Perry Mason ceased speaking.

Bradbury sneered.

"Would it be asking too much," he said, "for you to produce some evidence other than your own maggoty conclusions?"

Perry Mason's smile was cold and frosty.

"I saw Mamie the next morning," he said; "she told me about you having left the package. She mentioned that you always wore a brown suit. I remembered then that you had been wearing a brown suit that evening at the office. Yet, when I saw you in the hotel, you wore a tweed suit. You had rushed from my office to the hotel and changed your clothes. I wonder why. I wonder if it wasn't because there was blood on your brown suit. Of course, the stains wouldn't have shown very plainly by artificial light. But they were there, and you wanted to get rid of the suit. I have an idea that you may have had some trouble disposing of this suit. I think we'll find it concealed somewhere in your room in the hotel.

"Moreover, in order to carry out your plan, you had to have Doray leave the country. You wanted to throw him in a panic. You therefore had Eva Lamont call Dr. Doray at his hotel. She told him that she was Della Street, my secretary, and that I wanted him to leave the country.

"Dr. Doray left the hotel, but kept calling back for messages. He got Marjorie's message, called her, and she agreed to meet him in Summerville."

"Who's Eva Lamont?" asked O'Malley.

"The woman," Mason said, "that occupied Bradbury's suite in the Mapleton Hotel until yesterday. Then, with Bradbury's money, and under his instructions, she went to the Monmarte Hotel, registered as Vera Cutter, and gave Paul Drake information that implicated Doray in the case earlier than would otherwise have happened.

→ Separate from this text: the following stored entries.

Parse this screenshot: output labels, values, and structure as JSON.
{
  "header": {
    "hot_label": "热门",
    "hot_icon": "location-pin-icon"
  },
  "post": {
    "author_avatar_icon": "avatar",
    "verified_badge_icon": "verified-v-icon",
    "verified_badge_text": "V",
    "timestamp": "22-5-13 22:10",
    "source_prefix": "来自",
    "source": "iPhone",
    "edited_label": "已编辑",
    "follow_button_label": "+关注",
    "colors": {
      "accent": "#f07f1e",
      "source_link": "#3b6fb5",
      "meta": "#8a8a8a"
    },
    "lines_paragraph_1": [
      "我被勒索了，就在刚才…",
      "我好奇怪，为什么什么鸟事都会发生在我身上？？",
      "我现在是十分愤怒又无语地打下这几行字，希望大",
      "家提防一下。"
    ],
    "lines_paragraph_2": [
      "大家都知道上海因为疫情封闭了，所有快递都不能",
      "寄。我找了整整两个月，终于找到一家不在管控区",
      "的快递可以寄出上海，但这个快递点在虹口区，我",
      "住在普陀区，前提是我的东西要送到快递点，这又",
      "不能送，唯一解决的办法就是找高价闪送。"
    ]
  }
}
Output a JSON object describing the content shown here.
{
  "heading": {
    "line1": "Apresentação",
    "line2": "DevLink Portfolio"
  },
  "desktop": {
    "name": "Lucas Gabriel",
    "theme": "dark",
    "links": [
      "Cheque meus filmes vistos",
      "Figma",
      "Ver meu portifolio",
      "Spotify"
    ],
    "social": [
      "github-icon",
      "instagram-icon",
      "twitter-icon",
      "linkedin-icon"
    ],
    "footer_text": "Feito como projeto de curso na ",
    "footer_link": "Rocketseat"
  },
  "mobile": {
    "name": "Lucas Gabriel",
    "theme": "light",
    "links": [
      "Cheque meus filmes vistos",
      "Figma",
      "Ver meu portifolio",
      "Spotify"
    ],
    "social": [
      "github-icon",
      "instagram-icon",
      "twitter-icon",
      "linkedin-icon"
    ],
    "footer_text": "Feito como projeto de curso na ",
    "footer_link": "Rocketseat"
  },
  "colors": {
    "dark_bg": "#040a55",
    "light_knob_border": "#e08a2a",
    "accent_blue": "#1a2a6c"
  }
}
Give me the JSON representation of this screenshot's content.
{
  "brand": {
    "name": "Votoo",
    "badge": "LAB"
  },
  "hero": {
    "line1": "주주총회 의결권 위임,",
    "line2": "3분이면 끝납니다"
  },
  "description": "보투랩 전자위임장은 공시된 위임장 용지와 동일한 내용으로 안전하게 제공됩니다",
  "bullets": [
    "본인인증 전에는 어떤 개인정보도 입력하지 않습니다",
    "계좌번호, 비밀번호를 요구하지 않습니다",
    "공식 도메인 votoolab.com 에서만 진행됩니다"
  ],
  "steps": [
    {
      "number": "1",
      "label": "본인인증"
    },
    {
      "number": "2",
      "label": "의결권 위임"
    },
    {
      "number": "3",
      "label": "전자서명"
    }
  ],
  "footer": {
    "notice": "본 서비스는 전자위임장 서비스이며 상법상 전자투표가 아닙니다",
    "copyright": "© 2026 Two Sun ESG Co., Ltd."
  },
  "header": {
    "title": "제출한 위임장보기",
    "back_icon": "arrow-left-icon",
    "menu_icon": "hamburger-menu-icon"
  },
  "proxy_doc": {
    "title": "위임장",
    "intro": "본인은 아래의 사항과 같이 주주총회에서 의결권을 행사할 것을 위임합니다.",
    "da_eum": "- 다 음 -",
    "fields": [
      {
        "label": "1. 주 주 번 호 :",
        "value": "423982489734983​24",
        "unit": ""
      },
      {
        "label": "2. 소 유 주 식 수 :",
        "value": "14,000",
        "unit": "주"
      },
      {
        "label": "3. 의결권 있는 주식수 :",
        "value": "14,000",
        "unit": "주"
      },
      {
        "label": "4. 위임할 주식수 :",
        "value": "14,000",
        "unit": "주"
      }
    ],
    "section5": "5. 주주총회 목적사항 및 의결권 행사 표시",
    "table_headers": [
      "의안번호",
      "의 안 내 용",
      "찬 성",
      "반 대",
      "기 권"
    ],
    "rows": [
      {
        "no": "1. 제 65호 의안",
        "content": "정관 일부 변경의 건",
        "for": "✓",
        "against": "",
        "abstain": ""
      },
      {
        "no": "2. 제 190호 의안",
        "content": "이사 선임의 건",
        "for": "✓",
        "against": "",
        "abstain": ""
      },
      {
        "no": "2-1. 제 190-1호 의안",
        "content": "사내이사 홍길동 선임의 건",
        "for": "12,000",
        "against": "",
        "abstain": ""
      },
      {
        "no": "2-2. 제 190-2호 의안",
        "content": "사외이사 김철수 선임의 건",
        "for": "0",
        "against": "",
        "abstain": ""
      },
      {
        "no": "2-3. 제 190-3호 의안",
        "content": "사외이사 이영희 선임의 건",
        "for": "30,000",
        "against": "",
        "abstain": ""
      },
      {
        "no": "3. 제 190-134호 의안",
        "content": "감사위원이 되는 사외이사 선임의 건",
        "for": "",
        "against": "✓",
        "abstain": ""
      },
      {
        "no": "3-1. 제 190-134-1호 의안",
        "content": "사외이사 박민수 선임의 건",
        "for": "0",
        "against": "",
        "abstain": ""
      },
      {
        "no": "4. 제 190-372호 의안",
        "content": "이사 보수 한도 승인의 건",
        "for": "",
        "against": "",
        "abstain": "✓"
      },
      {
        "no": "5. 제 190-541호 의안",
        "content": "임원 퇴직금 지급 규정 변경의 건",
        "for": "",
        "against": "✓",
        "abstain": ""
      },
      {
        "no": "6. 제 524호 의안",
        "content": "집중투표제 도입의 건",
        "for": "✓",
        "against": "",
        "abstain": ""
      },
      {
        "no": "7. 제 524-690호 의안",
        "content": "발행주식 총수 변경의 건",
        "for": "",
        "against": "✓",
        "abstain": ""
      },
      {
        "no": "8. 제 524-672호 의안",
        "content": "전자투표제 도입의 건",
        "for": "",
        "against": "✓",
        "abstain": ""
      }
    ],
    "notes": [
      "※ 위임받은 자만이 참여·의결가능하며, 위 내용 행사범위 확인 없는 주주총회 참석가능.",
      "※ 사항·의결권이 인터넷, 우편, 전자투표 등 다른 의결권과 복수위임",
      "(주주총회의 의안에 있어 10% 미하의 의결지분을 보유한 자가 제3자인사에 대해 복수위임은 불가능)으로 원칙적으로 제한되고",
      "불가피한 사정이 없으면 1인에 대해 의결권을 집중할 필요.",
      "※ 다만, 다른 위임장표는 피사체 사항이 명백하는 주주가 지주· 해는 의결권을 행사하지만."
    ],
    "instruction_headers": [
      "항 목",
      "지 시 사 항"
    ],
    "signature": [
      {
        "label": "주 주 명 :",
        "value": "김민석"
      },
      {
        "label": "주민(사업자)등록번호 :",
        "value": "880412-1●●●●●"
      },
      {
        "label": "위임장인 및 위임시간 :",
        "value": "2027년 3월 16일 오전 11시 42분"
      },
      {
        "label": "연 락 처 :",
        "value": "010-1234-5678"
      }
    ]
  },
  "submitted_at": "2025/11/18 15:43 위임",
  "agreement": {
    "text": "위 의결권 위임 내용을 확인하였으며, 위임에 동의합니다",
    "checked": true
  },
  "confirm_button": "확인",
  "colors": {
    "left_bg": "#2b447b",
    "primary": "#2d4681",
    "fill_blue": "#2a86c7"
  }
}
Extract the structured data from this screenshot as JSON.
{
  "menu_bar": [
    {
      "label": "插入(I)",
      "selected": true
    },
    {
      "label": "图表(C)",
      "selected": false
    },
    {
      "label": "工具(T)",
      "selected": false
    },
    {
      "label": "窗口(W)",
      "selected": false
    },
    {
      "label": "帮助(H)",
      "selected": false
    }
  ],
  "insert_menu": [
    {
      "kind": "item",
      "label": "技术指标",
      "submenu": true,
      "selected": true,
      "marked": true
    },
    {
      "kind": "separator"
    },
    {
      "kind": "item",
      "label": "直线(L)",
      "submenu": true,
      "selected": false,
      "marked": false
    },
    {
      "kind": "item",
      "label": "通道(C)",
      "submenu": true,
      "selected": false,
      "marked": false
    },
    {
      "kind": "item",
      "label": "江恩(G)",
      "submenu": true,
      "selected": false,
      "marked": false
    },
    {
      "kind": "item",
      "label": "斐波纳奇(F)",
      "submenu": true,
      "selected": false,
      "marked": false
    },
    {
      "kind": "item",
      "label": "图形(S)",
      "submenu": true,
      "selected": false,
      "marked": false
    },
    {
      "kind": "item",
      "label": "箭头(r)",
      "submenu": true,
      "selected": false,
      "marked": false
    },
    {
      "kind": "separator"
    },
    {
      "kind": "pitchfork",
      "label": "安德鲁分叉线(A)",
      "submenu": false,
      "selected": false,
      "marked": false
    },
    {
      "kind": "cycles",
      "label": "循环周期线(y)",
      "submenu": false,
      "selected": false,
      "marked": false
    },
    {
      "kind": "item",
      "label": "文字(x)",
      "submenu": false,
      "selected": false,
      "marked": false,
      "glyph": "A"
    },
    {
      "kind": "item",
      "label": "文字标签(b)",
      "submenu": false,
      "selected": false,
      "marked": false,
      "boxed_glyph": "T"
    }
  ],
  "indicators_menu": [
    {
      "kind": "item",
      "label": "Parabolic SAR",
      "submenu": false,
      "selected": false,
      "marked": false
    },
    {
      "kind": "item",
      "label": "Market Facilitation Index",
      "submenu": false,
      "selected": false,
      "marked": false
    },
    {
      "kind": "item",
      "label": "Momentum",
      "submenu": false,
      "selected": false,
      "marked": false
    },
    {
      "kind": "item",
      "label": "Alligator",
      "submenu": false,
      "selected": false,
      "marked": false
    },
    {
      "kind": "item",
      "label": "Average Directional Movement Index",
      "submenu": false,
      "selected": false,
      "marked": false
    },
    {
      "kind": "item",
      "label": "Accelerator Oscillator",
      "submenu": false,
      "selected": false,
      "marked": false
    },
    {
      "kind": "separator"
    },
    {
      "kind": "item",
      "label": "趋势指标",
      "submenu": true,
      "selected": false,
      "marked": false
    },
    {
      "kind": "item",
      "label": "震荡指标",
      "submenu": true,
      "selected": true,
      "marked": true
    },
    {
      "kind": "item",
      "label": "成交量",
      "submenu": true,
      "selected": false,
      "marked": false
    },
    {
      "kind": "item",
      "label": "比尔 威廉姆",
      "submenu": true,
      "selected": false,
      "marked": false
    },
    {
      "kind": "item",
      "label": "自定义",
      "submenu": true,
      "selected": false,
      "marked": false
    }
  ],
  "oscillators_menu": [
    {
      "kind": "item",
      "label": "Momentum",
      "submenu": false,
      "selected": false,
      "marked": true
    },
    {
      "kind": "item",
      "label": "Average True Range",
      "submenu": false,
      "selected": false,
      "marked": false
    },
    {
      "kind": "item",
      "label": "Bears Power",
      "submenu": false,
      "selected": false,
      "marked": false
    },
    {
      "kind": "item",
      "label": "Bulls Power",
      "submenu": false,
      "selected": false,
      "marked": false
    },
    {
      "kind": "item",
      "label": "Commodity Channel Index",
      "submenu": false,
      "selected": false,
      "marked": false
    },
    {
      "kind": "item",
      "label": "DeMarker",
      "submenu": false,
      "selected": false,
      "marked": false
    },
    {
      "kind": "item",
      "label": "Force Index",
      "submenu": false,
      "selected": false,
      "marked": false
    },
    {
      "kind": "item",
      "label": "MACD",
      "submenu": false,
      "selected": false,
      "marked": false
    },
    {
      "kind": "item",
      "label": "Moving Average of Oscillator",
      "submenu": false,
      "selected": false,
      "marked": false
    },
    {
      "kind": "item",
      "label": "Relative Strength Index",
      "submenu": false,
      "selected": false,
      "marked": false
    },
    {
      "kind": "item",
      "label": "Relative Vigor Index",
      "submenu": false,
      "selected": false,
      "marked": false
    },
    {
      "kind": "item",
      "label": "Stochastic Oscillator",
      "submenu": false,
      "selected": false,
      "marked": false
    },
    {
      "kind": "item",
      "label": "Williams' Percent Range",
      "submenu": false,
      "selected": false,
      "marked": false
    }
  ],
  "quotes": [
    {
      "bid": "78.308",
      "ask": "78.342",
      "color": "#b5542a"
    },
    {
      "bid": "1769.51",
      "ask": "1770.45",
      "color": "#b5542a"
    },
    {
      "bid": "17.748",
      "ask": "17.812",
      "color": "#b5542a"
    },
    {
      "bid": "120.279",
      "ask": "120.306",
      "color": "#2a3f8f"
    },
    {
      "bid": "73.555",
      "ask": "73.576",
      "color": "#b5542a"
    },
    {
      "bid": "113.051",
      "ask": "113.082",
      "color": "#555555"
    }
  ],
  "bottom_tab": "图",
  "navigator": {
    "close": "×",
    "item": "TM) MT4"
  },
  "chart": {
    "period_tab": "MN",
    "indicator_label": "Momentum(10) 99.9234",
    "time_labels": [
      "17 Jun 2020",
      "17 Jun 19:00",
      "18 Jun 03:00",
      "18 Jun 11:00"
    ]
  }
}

"When I called Bradbury at my office and told him of Patton's death, he almost had a fit, registering surprise. That's the fault of an amateur. He overdoes it. Surprise becomes consternation, and consternation becomes terror.

"Returning, however, to this Eva Lamont angle. Bradbury used her to involve Doray. Naturally, the blacker the case against Doray, the more willing Marjorie Clune would be to do anything in order to bring about Doray's acquittal.

"When Bradbury, listening in over the telephone this afternoon, heard me instruct Della Street to trace any telephone call which had been received by Marjorie Clune prior to her departure from Thelma Bell's apartment, he knew that I was getting on a hot trail. So he changed his plans immediately and ordered me to have Doray plead guilty and accept a life sentence. He wanted to do that because he realized I was commencing to get a slant on what was actually happening. And he tried then to convict Doray and to get me mixed into it in order to save his own skin.

"That, gentlemen, is my confession," Perry Mason said.

He strode across the room and sat down.

Bradbury faced the accusing eyes of Detective Sergeant O'Malley.

"A pack of lies," he said, "a pack of damn lies. Let him produce one bit of proof."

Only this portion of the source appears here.